Trump Administration Won’t Stop Grizzly Bear Hunts

CBS News reports:

U.S. officials will not restore federal protections for Yellowstone-area grizzly bears, despite a court ruling that called into question the government’s rationale for turning grizzly management over to states that are now planning public hunts for the animals, according to an announcement Friday in in the Federal Register.

The disclosure from the Interior Department follows a months-long review of a decision last year to lift protections in place since 1975 for about 700 bears in and around Yellowstone National Park.
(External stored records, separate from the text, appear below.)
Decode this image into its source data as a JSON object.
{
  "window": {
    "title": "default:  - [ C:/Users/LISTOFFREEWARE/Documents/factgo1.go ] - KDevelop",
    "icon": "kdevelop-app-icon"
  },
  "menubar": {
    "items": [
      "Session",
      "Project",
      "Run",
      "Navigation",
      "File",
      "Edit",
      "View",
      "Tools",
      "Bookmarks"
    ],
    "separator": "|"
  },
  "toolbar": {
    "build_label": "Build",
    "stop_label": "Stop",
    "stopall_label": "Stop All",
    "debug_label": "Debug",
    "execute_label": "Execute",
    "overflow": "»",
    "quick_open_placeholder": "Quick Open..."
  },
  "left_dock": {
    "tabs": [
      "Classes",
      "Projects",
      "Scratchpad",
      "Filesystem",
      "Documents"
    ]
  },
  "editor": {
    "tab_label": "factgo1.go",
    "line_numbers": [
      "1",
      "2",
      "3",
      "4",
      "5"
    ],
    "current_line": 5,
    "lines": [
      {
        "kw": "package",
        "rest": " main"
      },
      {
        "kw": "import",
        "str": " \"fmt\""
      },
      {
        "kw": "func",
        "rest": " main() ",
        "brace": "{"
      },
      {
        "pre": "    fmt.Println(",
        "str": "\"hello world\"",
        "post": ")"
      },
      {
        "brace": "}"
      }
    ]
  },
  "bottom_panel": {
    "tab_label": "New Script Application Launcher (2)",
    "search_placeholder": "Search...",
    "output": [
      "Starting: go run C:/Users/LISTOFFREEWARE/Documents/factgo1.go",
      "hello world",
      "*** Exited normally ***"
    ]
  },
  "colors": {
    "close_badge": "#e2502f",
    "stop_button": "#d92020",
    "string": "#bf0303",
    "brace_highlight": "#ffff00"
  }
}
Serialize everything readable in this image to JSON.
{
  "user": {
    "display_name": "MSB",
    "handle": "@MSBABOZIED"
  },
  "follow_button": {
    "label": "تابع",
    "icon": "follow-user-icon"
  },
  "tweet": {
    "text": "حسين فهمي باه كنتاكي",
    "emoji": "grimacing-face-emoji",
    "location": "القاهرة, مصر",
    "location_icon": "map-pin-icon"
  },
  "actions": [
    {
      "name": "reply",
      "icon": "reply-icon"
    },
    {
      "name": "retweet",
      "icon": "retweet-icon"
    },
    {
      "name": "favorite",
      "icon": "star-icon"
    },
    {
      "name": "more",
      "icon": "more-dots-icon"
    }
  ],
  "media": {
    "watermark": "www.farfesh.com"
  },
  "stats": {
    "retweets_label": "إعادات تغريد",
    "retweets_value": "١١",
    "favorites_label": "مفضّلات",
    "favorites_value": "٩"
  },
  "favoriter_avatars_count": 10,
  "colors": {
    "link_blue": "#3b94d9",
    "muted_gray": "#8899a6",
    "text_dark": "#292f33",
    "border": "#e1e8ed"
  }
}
That review was launched when a federal appeals court said in a case involving gray wolves in the Great Lakes that the Interior Department needed to give more consideration to how a species’ loss of historical habitat affects its recovery.
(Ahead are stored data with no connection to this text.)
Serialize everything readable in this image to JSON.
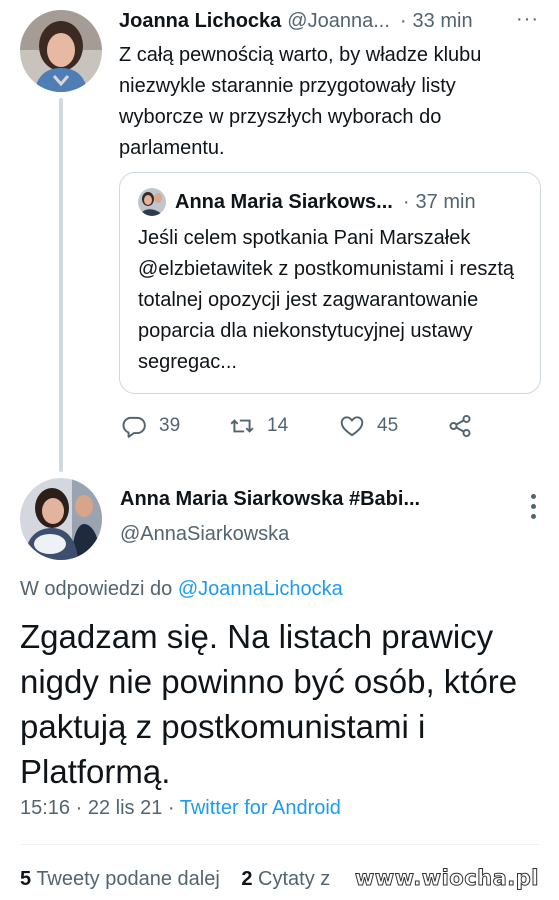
{
  "tweet1": {
    "author_name": "Joanna Lichocka",
    "handle": "@Joanna...",
    "separator": "·",
    "time": "33 min",
    "more": "···",
    "text": "Z całą pewnością warto, by władze klubu niezwykle starannie przygotowały listy wyborcze w przyszłych wyborach do parlamentu.",
    "quote": {
      "author_name": "Anna Maria Siarkows...",
      "separator": "·",
      "time": "37 min",
      "text": "Jeśli celem spotkania Pani Marszałek @elzbietawitek z postkomunistami i resztą totalnej opozycji jest zagwarantowanie poparcia dla niekonstytucyjnej ustawy segregac..."
    },
    "actions": {
      "replies": "39",
      "retweets": "14",
      "likes": "45"
    },
    "colors": {
      "text": "#0f1419",
      "secondary": "#536471",
      "border": "#cfd9de"
    }
  },
  "tweet2": {
    "author_name": "Anna Maria Siarkowska #Babi...",
    "handle": "@AnnaSiarkowska",
    "reply_prefix": "W odpowiedzi do",
    "reply_to": "@JoannaLichocka",
    "text": "Zgadzam się. Na listach prawicy nigdy nie powinno być osób, które paktują z postkomunistami i Platformą.",
    "meta_time": "15:16 · 22 lis 21 · ",
    "meta_source": "Twitter for Android",
    "stats": {
      "retweets_count": "5",
      "retweets_label": " Tweety podane dalej",
      "quotes_count": "2",
      "quotes_label": " Cytaty z"
    },
    "colors": {
      "link": "#1d9bf0"
    }
  },
  "watermark": "www.wiocha.pl"
}
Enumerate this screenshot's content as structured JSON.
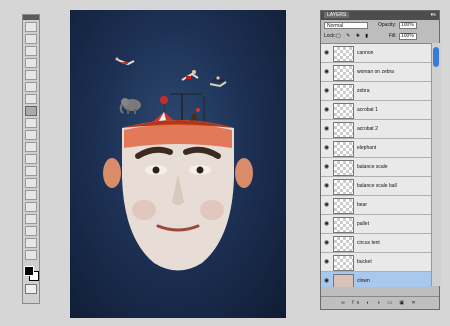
{
  "tools": {
    "items": [
      "move",
      "marquee",
      "lasso",
      "quick-select",
      "crop",
      "eyedropper",
      "healing",
      "brush",
      "clone",
      "history",
      "eraser",
      "gradient",
      "blur",
      "dodge",
      "pen",
      "type",
      "path-select",
      "shape",
      "hand",
      "zoom"
    ],
    "selected_index": 7,
    "foreground_color": "#000000",
    "background_color": "#ffffff"
  },
  "layers_panel": {
    "tab_label": "LAYERS",
    "menu_glyph": "▾≡",
    "blend_mode": "Normal",
    "opacity_label": "Opacity:",
    "opacity_value": "100%",
    "lock_label": "Lock:",
    "lock_icons": "▢ ✎ ✚ ▮",
    "fill_label": "Fill:",
    "fill_value": "100%",
    "layers": [
      {
        "name": "cannon",
        "selected": false
      },
      {
        "name": "woman on zebra",
        "selected": false
      },
      {
        "name": "zebra",
        "selected": false
      },
      {
        "name": "acrobat 1",
        "selected": false
      },
      {
        "name": "acrobat 2",
        "selected": false
      },
      {
        "name": "elephant",
        "selected": false
      },
      {
        "name": "balance scale",
        "selected": false
      },
      {
        "name": "balance scale ball",
        "selected": false
      },
      {
        "name": "bear",
        "selected": false
      },
      {
        "name": "pallet",
        "selected": false
      },
      {
        "name": "circus tent",
        "selected": false
      },
      {
        "name": "bucket",
        "selected": false
      },
      {
        "name": "clown",
        "selected": true
      }
    ],
    "footer_icons": "∞ fx ◐ ◑ ▭ ▣ ✕"
  },
  "colors": {
    "canvas_bg": "#1d3155",
    "selection": "#a9c8ee",
    "scroll_thumb": "#3a7bd5"
  }
}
Wyoming Public Media reports:



Wyoming is drafting a plan for its first grizzly bear hunt in decades. Conservation groups are accusing the state of not following agreed-upon quotas for how many Yellowstone Grizzly can be hunted.

Andrea Santarsiere is the with Center for Biological Diversity. Her group strongly opposes the hunt. “We don’t support trophy hunting,” said Santarsiere. “And that’s what this hunt is.”

Under an agreement between Idaho, Montana and Wyoming there are a specific number of Yellowstone grizzlies that can be hunted. But the numbers are fractional – for example under the agreement Wyoming can hunt 1.45 of a female bear.